The two companies are combining their platforms for AI-guided and robotics-powered drug discovery to develop a set of novel kinase inhibitors against cMET. The partnership will bring together two highly synergistic approaches – quantitative decision making and state-of-the-art generative chemistry, combined with real-time biological and biochemical profiling and data generation, to significantly accelerate the design-make-test-analyze cycle. The two companies will also use their strong links to leading centres for NSCLC treatment to leverage clinical insights, inform their discovery and development efforts and directly address clinically relevant liabilities limiting the effectiveness of currently available therapies.

"We are really excited to be working with Arctoris on this project. There is a huge need for next generation cMET inhibitors for NSCLC. This is a cancer that affects millions globally, and we hope that we can bring meaningful benefit to some of these lives in the near future," shares Dr. Nicholas Firth, CEO of Evariste Technologies.

Arctoris CEO Martin-Immanuel Bittner MD DPhil FRSA commented on the joint venture, "Together with our partners at Evariste, we are developing novel treatment options in NSCLC against a fully validated target, where first generation inhibitors can be improved on in a clinically meaningful way. Combining patient-derived insights on resistance and toxicity patterns with AI-powered molecule design and our robotic platform, Ulysses, we aim to develop superior next generation inhibitors within a significantly accelerated time frame."
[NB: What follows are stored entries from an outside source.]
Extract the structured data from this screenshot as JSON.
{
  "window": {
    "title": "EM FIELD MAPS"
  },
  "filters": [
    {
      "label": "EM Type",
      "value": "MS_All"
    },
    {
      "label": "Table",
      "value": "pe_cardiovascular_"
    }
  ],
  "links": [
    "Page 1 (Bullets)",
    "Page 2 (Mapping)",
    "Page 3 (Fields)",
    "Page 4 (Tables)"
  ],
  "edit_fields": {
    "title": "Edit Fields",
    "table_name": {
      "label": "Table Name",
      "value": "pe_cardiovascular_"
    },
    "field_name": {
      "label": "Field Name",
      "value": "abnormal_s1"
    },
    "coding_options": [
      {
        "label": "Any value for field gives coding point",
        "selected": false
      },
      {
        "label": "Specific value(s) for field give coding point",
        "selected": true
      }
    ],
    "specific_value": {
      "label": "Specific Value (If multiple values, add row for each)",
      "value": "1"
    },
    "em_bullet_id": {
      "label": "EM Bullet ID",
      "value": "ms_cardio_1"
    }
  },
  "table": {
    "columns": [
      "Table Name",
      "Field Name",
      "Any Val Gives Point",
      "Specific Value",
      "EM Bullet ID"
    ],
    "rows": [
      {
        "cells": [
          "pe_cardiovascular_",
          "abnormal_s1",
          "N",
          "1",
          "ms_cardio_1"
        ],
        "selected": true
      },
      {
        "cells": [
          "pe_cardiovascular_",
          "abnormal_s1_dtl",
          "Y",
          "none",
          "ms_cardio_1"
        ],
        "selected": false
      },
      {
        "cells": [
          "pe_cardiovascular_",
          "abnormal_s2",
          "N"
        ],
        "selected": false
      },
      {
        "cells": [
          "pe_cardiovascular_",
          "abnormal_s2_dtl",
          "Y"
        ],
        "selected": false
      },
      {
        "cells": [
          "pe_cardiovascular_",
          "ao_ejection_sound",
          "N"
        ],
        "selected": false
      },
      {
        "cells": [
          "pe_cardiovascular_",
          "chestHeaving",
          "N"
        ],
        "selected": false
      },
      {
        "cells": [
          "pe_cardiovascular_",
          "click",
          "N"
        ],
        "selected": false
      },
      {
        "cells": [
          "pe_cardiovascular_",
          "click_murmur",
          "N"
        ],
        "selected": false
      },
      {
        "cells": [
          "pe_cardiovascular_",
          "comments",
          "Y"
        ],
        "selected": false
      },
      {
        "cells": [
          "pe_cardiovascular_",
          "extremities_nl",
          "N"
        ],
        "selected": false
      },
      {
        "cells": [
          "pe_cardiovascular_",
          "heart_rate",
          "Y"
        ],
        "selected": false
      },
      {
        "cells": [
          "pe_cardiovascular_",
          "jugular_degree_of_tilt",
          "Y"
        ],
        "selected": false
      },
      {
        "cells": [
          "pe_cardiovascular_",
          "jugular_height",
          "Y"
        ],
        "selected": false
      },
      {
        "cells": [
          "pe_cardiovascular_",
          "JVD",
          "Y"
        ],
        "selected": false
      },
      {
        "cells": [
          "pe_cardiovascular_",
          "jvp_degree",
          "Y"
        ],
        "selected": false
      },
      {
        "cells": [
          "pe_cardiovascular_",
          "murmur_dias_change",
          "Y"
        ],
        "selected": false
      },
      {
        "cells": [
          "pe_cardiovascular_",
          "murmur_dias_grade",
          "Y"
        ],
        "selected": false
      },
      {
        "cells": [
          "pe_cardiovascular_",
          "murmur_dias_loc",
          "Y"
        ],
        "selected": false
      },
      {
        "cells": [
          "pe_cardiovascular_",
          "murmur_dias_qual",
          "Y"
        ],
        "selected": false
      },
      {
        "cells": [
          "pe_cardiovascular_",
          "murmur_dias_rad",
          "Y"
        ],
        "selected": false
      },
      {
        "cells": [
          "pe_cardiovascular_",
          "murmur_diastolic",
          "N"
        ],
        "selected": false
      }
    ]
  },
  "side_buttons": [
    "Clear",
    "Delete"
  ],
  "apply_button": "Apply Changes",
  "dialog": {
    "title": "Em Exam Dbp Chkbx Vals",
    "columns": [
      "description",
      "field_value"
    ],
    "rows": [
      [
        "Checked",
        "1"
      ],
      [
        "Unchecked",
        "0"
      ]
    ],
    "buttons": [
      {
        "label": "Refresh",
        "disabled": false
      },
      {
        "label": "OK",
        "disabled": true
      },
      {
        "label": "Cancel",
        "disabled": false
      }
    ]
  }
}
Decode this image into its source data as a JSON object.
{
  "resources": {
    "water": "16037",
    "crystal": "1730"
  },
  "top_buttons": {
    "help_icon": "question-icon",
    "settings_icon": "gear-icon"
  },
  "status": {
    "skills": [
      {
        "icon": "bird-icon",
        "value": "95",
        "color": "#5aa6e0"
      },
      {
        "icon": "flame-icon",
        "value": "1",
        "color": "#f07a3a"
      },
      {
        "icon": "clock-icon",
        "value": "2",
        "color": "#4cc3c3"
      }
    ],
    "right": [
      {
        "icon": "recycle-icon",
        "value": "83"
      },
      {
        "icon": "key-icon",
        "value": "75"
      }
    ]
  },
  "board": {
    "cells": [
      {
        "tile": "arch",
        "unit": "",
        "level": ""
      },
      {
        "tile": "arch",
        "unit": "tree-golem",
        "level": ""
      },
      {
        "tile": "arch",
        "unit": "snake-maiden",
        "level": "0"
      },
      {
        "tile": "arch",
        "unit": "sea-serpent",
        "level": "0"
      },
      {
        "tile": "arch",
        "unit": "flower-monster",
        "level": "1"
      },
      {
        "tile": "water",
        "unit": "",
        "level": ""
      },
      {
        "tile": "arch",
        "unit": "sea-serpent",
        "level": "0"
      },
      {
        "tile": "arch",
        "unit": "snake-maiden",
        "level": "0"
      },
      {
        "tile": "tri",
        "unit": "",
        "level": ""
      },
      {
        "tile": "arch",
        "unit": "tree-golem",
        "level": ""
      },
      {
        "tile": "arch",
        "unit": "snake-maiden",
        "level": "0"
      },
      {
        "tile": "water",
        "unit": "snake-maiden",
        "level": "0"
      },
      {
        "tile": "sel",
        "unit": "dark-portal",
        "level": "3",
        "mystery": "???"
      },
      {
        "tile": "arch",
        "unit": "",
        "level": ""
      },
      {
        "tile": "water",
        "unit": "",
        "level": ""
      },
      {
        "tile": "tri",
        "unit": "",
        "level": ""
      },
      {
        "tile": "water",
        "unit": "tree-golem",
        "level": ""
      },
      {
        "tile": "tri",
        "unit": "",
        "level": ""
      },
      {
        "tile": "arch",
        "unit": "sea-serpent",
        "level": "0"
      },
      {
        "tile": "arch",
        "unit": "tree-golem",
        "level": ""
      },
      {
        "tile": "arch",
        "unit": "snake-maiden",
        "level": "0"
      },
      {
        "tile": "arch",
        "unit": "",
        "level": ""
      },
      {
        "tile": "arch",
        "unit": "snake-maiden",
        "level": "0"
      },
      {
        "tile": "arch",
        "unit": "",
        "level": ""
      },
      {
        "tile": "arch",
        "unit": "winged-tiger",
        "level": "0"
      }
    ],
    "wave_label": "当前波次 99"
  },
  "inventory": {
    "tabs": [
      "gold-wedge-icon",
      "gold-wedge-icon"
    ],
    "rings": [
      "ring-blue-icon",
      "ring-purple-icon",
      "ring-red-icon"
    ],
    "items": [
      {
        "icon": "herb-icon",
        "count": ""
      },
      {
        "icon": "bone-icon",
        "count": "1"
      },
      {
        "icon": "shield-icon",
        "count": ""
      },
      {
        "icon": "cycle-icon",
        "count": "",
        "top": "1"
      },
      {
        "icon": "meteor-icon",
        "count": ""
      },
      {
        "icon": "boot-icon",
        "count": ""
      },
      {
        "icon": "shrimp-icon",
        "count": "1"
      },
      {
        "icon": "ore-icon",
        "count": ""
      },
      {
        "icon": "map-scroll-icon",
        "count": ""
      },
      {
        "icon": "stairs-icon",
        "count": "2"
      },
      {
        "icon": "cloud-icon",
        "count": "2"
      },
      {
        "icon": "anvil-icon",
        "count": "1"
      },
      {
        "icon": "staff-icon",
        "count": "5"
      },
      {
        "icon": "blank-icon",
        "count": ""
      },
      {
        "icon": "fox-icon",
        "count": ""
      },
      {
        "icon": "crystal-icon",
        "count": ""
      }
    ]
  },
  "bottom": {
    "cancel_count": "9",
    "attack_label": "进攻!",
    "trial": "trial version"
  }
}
The collaboration between Arctoris and Evariste is already underway and has identified novel, active chemical matter. "We look forward to keeping our community updated about the progress we are making within the joint venture between Evariste Technologies and Arctoris. We have had an incredible start already, and we look forward to continuing our work to develop better treatments options for patients worldwide", shares Bittner.